Creating a LowerTriangularMask no longer creates a CUDA tensor (fairinternal/xformers#1274)

danthe3rd · xFormers Bot · commit 8fa35b59a9a3 · 2024-12-26T09:23:23.000Z
__original_commit__ = fairinternal/xformers@4a6a2a1
diff --git a/CHANGELOG.md b/CHANGELOG.md
@@ -5,6 +5,8 @@ The format is based on [Keep a Changelog](https://keepachangelog.com/en/1.0.0/),
 and this project adheres to [Semantic Versioning](https://semver.org/spec/v2.0.0.html).
 
 ## [0.0.28.post3] - TBD
+### Fixed:
+- Creating a `LowerTriangularMask` no longer creates a CUDA tensor
 ### Removed:
 - Following PyTorch, xFormers no longer builds binaries for conda.
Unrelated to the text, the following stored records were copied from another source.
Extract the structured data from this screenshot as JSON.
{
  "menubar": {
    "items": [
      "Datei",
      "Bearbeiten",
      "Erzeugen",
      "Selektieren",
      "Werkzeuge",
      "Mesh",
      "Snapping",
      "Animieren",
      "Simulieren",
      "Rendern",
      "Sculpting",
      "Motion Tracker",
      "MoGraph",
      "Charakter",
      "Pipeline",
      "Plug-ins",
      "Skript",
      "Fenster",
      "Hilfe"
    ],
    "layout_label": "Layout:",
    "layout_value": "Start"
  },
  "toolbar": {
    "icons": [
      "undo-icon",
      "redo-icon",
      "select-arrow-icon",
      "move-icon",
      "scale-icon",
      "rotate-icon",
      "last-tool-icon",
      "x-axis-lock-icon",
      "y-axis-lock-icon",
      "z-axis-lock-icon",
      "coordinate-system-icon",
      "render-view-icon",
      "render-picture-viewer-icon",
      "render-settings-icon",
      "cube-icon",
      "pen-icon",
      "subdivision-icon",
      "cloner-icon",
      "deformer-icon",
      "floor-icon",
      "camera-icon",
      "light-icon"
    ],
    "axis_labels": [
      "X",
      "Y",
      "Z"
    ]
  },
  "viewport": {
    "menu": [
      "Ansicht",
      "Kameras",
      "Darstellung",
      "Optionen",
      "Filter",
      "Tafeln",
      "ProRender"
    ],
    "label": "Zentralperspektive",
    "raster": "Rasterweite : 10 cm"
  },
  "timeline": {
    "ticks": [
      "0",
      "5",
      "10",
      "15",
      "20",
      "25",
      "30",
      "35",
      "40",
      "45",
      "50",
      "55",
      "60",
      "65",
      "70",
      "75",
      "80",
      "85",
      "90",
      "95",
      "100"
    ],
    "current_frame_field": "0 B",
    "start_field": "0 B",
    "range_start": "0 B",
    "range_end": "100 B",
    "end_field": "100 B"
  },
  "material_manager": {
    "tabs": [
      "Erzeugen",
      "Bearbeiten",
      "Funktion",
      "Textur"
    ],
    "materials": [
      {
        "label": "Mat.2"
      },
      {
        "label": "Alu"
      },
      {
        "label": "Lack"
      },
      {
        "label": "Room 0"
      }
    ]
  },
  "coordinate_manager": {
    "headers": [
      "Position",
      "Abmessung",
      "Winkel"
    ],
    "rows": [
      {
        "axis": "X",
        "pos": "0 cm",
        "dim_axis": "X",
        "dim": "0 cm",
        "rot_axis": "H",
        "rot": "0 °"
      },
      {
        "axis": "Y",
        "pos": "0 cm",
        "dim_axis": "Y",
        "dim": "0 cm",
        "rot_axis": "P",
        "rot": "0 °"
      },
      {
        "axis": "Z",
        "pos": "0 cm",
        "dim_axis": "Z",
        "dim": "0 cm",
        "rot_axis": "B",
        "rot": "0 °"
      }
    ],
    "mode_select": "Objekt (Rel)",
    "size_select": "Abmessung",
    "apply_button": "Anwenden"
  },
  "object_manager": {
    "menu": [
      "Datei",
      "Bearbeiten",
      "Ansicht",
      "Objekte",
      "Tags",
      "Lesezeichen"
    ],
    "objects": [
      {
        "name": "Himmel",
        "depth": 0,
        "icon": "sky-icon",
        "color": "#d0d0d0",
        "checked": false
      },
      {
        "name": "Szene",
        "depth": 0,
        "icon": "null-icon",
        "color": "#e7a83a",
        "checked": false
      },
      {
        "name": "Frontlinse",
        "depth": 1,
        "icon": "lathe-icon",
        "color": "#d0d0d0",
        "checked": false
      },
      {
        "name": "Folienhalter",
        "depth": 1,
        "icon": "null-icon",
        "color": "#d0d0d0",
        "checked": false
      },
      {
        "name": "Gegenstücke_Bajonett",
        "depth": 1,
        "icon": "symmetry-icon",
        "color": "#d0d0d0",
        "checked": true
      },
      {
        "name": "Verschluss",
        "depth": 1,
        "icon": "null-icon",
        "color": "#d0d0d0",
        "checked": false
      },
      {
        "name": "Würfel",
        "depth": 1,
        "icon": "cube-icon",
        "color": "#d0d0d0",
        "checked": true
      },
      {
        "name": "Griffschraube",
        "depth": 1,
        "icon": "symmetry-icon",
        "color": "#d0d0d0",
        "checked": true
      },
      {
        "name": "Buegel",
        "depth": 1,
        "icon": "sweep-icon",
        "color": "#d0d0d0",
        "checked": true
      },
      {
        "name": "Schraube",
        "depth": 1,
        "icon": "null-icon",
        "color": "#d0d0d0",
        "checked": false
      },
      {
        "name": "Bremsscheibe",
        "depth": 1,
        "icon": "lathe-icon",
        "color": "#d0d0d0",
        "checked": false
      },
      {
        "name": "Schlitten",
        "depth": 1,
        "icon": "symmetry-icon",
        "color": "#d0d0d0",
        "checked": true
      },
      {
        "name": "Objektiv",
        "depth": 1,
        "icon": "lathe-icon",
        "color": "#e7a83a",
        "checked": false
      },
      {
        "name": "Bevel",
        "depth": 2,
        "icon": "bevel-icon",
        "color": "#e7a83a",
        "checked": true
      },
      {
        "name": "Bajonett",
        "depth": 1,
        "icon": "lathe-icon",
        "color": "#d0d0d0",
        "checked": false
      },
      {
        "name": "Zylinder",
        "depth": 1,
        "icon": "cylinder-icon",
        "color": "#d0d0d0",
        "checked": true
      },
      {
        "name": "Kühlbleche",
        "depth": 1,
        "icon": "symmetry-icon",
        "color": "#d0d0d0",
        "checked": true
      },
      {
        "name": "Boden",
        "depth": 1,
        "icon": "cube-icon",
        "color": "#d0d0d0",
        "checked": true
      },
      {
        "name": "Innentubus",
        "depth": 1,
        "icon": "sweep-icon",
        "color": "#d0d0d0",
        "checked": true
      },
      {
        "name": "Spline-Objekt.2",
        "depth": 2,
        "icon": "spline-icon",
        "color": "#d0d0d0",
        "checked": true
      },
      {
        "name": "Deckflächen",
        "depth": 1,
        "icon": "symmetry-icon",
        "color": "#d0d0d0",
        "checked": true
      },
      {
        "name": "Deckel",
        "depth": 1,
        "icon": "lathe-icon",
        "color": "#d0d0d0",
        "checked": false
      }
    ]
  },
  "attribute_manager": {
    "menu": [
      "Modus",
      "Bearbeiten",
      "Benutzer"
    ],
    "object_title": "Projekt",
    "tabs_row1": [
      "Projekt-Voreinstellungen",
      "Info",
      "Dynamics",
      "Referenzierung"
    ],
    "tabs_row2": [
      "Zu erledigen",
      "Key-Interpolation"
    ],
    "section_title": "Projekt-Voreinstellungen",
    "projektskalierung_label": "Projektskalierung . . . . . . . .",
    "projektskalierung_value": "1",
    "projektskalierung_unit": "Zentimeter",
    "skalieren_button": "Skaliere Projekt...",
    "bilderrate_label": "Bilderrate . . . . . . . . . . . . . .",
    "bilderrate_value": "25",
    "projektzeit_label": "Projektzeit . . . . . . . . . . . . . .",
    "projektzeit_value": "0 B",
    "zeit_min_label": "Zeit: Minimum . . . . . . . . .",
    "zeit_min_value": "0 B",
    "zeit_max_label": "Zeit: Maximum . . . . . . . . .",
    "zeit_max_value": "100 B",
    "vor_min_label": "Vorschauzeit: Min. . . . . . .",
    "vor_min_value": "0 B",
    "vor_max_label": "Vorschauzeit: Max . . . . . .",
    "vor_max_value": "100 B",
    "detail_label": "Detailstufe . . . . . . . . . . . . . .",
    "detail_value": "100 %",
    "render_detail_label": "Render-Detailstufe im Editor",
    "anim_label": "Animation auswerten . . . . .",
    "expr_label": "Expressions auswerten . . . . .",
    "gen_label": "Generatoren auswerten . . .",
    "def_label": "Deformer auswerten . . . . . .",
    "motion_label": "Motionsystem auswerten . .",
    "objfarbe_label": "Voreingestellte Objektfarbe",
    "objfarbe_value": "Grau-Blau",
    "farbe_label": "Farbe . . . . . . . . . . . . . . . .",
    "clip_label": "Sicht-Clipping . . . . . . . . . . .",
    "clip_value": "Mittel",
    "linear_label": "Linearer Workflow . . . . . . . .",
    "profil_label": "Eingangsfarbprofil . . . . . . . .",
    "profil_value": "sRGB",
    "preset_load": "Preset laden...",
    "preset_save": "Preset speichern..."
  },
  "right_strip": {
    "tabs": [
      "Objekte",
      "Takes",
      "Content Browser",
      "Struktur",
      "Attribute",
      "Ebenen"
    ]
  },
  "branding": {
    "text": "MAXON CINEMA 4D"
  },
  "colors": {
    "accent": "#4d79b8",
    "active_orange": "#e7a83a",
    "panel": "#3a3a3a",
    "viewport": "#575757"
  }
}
Pip is now the only recommended way to get xFormers
 
diff --git a/xformers/ops/fmha/attn_bias.py b/xformers/ops/fmha/attn_bias.py
@@ -1589,18 +1589,8 @@ class AttentionBiasSubTensor(torch.Tensor, AttentionBias):
     _subtensor: torch.Tensor
 
     @staticmethod
-    def __new__(cls, *, _subtensor=None):
-        if _subtensor is None:
-            _subtensor = torch.empty((0,), device=_get_default_bias_device())
-        tensor = torch.Tensor._make_wrapper_subclass(  # type: ignore[attr-defined]
-            cls,
-            [],
-            device=_subtensor.device,
-            dtype=_subtensor.dtype,
-            requires_grad=False,
-        )
-        tensor._subtensor = _subtensor
-        return tensor
+    def __new__(cls, *, _subtensor=None, device=None, **kwargs):
+        raise NotImplementedError()
 
     def __init__(self, *args, **kwargs) -> None:
         super().__init__()
@@ -1667,6 +1657,24 @@ class LowerTriangularMask(AttentionBiasSubTensor):
 
     HOLDS_DENSE_TENSOR = False
 
+    @staticmethod
+    def __new__(cls, *, _subtensor=None, device="cpu", **kwargs):
+        """
+        Note: create on CPU by default to avoid initializing CUDA context
+        by mistake.
+        """
+        if _subtensor is None:
+            _subtensor = torch.empty((0,), device=device)
+        tensor = torch.Tensor._make_wrapper_subclass(  # type: ignore[attr-defined]
+            cls,
+            [],
+            device=_subtensor.device,
+            dtype=_subtensor.dtype,
+            requires_grad=False,
+        )
+        tensor._subtensor = _subtensor
+        return tensor
+
     def materialize(
         self,
         shape: Tuple[int, ...],